When the guru is more distant and not so open, all the infighting goes on in the background, if it goes on at all, and few have any sense it is even happening except for a felt sense that a certain situation is odd.
The spiritual process is one of constant deconstructing of one’s ego and belief systems and a progressive surrender to the teacher, once you realize that you and the teacher are not separate from the overall process of consciousness “evolving” in and through you.  In fact, spiritual “progress” is surrendering to the process of losing what inhibits your awakening, and this is extremely painful and frightening, for example, to let go of your concept of the perfect guru, or how the spiritual process should look.
Many students want the teacher to create a situation where it is easy to wake up, but in fact, it is up to the student to do the work, to practice self-inquiry on why the feelings of wanting to run away are coming up.  “Why do they come to me,” one should ask.  Why am I so angry with the teacher? Why do I feel hatred towards X, Y and Z?  What is my part in all this?  Why do I believe X but not the teacher, or why do I believe the teacher and not X?
The source of the need to run away is in you, why do you run?  Can you just stay with the feelings and not run or not create stories to justify the urge to run or strike out?
You see, in our Sangha, like with Robert’s, or Ramana’s, or with Nisargadatta, most people are just passing through.  So don’t worry about what is wrong with the teacher or with the Sangha, because Consciousness is directing everything. You, Robert and I are just small cogs in an unlimited, infinite unfolding of consciousness, and all of our “huge” problems are not even pimples to God.
Yet, because of the apparent hugeness of our problems, we do not trust the unfolding process, and when our problems are not solved, we often fixate on the teacher’s failures that has caused us not to progress and go free. It becomes his fault, not ours or that of Consciousness itself; it becomes the Sangha’s fault, not ours or that of Consciousness itself, and the role assigned to us by the grand unfolding. We make up stories that block our own self-inquiry and deepening, then we run away from the cooking we ourselves are creating in association with God and guru.

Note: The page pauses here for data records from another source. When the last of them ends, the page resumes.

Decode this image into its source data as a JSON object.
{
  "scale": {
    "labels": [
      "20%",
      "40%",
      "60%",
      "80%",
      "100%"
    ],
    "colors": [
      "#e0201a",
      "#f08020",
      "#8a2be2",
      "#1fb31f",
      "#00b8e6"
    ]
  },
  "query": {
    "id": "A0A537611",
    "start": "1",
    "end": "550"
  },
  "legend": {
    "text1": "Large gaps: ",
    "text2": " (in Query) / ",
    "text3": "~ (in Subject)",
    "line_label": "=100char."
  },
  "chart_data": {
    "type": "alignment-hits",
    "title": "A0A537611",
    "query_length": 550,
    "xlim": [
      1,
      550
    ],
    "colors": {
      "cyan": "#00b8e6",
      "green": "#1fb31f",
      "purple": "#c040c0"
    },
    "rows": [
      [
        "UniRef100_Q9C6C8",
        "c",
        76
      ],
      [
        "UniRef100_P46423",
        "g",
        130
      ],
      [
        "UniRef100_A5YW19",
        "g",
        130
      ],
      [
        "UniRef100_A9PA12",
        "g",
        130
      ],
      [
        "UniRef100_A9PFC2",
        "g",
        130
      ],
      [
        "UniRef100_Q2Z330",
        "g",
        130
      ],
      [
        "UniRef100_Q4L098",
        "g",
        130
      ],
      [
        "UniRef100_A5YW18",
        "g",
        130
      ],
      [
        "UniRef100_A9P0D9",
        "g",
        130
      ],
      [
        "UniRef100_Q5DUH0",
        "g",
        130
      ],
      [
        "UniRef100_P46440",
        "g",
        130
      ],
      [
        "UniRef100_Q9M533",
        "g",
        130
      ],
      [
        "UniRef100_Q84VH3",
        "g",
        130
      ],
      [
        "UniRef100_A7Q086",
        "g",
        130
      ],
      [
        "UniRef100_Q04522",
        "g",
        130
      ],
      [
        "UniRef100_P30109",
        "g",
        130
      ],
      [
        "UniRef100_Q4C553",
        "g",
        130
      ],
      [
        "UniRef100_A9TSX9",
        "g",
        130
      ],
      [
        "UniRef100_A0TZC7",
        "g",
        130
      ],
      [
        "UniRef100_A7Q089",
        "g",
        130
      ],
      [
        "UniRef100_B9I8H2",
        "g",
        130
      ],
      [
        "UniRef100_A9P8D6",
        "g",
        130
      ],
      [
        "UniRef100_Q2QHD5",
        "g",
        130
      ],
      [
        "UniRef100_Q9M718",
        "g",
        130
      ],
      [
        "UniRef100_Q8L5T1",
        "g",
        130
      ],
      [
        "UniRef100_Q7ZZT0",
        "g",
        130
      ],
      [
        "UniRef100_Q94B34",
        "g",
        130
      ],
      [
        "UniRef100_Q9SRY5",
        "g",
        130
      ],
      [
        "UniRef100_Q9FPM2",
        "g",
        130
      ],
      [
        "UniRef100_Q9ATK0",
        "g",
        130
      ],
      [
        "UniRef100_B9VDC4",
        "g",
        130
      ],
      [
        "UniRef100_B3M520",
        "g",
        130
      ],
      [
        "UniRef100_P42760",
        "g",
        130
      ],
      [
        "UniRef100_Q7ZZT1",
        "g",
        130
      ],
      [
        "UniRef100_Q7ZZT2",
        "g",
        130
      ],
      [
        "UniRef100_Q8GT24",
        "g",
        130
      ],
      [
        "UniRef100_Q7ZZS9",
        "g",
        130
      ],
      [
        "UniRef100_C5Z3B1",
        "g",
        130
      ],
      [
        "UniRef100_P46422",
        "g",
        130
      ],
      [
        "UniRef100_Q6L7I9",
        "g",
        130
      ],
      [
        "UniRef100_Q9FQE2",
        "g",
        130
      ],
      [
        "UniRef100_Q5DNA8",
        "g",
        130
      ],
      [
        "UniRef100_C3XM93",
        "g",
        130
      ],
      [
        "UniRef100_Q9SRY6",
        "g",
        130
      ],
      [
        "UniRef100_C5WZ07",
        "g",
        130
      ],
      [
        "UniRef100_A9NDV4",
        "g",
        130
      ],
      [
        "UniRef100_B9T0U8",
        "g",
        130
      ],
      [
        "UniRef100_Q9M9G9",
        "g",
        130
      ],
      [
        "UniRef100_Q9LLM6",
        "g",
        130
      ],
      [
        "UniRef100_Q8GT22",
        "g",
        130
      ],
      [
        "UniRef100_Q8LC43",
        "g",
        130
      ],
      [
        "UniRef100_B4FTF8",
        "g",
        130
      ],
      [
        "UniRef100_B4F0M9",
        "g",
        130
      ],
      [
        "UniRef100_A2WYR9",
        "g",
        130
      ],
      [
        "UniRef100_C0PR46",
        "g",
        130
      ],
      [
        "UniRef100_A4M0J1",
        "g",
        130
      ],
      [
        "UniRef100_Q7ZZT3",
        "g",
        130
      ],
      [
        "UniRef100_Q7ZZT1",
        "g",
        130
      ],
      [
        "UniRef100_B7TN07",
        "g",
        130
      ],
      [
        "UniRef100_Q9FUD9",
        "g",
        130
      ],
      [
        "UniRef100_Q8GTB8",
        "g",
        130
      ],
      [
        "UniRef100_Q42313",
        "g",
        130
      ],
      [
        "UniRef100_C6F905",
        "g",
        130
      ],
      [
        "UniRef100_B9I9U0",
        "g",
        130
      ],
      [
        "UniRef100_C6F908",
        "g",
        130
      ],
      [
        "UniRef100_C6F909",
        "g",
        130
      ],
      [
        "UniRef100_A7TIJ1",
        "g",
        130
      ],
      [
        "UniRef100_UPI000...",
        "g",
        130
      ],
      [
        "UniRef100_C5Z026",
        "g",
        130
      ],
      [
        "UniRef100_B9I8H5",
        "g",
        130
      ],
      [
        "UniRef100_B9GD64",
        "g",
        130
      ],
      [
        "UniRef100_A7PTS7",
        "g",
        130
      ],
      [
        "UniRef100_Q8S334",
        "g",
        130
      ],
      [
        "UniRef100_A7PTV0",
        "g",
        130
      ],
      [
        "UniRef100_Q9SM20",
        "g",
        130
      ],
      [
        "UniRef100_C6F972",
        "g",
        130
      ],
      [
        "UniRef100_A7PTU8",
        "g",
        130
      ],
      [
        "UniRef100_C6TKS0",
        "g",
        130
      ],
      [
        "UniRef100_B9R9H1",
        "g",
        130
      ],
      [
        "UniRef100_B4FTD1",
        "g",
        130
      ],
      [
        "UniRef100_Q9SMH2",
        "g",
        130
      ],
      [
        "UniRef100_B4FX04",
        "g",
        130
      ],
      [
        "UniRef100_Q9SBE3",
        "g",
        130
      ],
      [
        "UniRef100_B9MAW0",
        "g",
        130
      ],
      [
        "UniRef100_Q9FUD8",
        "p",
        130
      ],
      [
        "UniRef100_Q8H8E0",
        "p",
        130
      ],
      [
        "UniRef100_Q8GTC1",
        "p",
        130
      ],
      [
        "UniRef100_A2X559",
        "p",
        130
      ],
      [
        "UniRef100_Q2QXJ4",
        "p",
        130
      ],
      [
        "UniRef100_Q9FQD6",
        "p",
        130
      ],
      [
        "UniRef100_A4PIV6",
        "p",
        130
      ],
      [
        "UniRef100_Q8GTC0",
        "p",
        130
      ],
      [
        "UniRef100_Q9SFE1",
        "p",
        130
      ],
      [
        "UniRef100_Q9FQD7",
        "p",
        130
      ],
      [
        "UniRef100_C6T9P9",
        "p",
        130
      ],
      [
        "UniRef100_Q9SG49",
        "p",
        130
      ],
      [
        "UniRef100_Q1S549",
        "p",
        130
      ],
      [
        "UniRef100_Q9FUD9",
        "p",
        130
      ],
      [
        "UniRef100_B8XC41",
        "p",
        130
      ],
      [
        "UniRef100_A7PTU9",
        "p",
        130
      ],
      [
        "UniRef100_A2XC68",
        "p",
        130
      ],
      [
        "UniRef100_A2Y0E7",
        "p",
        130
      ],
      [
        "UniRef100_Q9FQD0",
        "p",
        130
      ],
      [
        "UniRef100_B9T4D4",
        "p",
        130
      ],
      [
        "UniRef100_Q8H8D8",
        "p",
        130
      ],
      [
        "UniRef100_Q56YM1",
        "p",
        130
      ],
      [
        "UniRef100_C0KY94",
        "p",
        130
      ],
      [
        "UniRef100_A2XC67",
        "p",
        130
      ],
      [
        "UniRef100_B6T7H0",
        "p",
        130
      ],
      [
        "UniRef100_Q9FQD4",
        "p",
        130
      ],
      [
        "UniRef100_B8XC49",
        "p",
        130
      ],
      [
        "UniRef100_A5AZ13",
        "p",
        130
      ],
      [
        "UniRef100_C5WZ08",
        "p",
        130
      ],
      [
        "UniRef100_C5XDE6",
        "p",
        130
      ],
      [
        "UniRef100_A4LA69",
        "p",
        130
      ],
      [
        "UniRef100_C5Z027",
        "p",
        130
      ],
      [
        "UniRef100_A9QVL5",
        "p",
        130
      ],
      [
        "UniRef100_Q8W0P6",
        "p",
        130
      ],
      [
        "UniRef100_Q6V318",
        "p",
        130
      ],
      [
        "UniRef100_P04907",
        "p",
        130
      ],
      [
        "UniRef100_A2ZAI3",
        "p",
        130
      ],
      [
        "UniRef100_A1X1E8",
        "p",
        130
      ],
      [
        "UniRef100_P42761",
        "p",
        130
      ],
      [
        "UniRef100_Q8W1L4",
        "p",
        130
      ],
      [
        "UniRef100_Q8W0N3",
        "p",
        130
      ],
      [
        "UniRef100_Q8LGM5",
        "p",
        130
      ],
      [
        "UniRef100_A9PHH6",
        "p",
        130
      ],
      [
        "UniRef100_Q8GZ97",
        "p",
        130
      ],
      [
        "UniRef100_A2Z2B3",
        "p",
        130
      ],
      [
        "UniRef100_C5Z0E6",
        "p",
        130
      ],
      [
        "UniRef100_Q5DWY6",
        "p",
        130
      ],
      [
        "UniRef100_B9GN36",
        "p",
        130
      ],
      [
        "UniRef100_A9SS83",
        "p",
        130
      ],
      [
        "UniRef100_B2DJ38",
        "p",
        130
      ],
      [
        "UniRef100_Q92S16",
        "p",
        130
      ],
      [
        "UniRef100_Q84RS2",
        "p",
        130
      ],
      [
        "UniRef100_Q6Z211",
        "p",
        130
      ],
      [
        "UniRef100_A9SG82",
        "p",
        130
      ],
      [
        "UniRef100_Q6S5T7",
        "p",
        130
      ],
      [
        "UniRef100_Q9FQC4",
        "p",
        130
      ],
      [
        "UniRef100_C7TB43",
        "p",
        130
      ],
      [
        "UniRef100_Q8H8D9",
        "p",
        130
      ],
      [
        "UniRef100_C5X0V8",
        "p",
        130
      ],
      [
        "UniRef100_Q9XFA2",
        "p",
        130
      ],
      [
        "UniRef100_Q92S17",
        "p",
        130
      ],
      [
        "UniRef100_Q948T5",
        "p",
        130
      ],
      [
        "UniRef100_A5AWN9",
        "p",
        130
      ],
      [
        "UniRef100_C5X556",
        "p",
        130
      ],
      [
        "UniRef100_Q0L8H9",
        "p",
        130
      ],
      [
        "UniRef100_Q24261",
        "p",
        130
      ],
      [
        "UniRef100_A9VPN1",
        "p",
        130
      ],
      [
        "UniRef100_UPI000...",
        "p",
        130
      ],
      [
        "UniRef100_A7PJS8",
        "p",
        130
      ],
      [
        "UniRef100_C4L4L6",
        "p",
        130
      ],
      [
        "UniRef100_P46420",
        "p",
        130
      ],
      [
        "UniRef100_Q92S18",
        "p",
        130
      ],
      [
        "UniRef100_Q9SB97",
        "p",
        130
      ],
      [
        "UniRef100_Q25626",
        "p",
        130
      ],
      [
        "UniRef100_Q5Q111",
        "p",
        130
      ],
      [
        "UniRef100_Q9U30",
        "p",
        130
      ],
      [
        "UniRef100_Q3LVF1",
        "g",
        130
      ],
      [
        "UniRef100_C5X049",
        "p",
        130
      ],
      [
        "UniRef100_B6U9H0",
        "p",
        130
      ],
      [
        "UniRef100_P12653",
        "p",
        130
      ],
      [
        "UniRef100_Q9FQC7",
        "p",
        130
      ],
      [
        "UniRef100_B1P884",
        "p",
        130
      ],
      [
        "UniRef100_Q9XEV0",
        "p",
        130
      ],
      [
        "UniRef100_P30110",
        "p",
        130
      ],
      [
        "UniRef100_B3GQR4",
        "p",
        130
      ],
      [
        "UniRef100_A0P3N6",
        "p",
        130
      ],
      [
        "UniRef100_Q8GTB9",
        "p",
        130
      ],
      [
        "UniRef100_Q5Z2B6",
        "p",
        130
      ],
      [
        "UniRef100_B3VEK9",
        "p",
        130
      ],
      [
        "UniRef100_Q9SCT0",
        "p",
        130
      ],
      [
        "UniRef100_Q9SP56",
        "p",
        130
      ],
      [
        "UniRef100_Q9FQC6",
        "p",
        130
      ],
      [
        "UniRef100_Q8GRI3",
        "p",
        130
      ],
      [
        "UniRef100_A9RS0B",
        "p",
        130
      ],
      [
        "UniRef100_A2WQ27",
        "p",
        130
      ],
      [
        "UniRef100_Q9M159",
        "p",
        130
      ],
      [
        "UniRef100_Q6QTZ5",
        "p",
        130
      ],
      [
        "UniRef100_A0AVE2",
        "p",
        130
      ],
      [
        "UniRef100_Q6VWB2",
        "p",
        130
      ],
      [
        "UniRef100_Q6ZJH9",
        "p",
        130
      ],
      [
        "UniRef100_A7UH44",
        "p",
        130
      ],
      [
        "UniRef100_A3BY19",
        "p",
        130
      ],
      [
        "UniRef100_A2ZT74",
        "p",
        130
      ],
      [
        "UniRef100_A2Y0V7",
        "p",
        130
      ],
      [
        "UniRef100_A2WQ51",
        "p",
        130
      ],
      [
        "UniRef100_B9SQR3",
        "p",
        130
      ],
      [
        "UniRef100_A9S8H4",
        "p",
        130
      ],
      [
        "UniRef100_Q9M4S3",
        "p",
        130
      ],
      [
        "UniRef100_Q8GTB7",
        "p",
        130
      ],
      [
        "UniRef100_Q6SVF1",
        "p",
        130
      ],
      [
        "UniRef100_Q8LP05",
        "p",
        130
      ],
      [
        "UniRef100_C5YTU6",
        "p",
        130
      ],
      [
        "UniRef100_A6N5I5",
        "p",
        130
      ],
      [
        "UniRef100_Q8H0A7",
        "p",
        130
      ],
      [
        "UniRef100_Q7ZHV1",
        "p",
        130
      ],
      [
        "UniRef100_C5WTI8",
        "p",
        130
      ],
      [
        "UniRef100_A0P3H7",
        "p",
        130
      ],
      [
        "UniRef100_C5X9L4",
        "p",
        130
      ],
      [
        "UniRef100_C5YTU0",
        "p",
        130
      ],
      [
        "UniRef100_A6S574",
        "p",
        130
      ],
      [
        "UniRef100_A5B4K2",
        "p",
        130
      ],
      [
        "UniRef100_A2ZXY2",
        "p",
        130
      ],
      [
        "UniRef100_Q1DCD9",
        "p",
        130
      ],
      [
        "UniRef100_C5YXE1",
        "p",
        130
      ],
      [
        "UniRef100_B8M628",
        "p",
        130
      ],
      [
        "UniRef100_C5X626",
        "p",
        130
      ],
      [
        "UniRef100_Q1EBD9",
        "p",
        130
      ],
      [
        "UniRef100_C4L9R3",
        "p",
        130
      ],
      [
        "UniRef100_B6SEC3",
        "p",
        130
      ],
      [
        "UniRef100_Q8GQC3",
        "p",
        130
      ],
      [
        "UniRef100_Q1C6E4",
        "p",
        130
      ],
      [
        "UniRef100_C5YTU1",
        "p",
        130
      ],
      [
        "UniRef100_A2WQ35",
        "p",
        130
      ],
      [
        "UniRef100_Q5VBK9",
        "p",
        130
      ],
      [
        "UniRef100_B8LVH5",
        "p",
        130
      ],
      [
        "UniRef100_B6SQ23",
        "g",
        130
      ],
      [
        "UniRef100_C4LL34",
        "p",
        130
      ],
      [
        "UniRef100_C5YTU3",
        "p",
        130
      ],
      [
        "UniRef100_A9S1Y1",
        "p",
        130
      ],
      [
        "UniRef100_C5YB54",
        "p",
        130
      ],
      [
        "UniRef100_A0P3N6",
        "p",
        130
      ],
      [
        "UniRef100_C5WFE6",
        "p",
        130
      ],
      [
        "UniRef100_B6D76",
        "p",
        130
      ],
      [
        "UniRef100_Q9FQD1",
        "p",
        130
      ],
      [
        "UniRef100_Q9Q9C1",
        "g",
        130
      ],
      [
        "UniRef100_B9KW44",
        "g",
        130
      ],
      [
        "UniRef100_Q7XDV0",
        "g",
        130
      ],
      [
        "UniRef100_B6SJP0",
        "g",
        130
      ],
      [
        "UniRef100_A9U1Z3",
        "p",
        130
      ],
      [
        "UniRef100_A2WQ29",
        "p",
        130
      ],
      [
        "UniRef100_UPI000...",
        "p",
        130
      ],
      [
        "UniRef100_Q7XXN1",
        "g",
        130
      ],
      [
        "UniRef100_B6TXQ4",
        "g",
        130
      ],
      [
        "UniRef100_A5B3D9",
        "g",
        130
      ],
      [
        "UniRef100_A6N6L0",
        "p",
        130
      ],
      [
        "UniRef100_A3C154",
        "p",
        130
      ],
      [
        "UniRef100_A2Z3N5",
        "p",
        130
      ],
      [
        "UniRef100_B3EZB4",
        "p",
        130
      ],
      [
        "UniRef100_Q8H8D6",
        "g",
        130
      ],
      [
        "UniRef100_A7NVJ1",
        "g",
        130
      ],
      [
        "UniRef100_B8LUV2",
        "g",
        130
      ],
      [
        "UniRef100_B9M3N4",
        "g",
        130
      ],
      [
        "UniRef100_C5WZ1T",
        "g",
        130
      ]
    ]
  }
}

The chaos and cooking people experienced at Robert’s Sangha had little to do with Robert. He was just the apparent figurehead. 
Only four stayed for the entire 8 years with Robert, and Robert was always looking for those who stayed by him, mostly the quiet ones, who spent much time looking into themselves, reading the transcripts, meditating, or wanting to spend time with the teacher, and surrendering to the process of the unfolding of consciousness through him or her, which the mind cannot see, but the heart can directly intuit, minute by minute.